Imitação de Cristo - Livro IV 16
Livro IV: a devota exortação à sagrada comunhão
Que devemos abrir a Cristo as nossas necessidades e pedir a sua graca
Dulcíssimo e amantíssimo Senhor, a quem agora desejo devotamente receber, Vós conheceis a minha fraqueza e a necessidade que padeço, em quantos males e vícios jazo; quão frequentemente sou oprimido, tentado, perturbado e manchado. A Vós venho em busca de remédio, a Vós suplico por consolação e alívio: falo àquele que tudo sabe, a quem são manifestas todas as minhas coisas interiores, e que só Vós podeis consolar-me e ajudar-me perfeitamente. Vós sabeis de quais bens necessito acima de todos e quão pobre sou em virtudes.
Eis que estou diante de Vós pobre e nu, pedindo a graça e implorando misericórdia: alimentai o vosso mendigo faminto, acendei a minha frieza com o fogo do vosso amor, iluminai a minha cegueira com a claridade da vossa presença. Tornai-me amargas todas as coisas terrenas, em paciência todas as coisas pesadas e contrárias, em desprezo e esquecimento todas as coisas ínfimas e criadas. Elevai o meu coração a Vós no céu, e não permitais que eu ande vagando sobre a terra. Só Vós me sejais doce desde agora até o século, porque só Vós sois o meu alimento e a minha bebida, o meu amor e a minha alegria, a minha doçura e todo o meu bem.

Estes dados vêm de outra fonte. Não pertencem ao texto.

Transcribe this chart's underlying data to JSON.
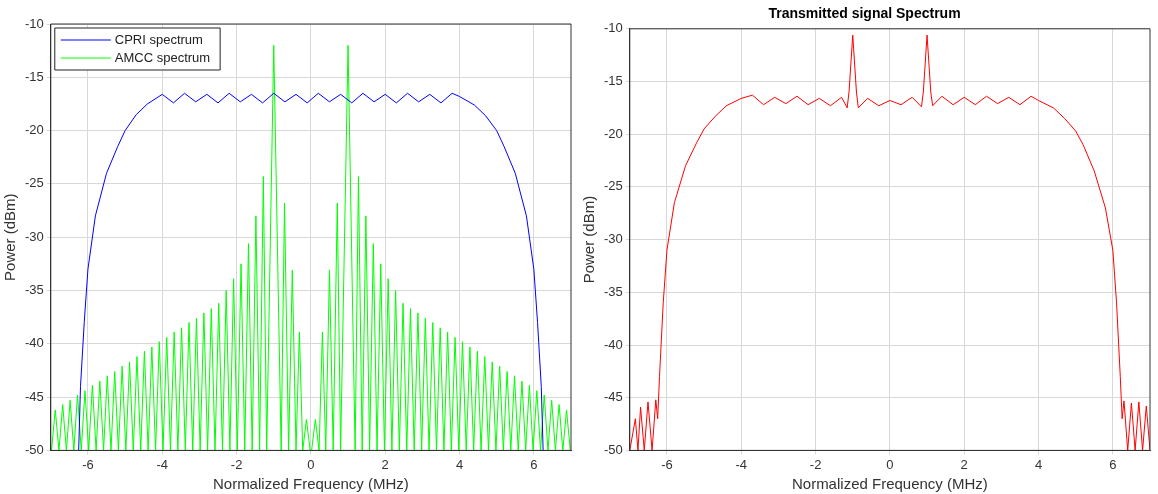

Oxalá me inflameis totalmente com a vossa presença, me consumais e me transformeis em Vós: para que eu me torne um só espírito convosco pela graça da união interior e pela liquefação do amor ardente. Não permitais que eu me retire de Vós faminto e árido, mas operai comigo misericordiosamente, como muitas vezes fizestes de modo admirável com os vossos Santos. Que admirável seria se eu inteiramente me inflamasse a partir de Vós e desfalecesse em mim mesmo, já que Vós sois fogo sempre ardente e que nunca se extingue, amor que purifica os corações e ilumina o entendimento.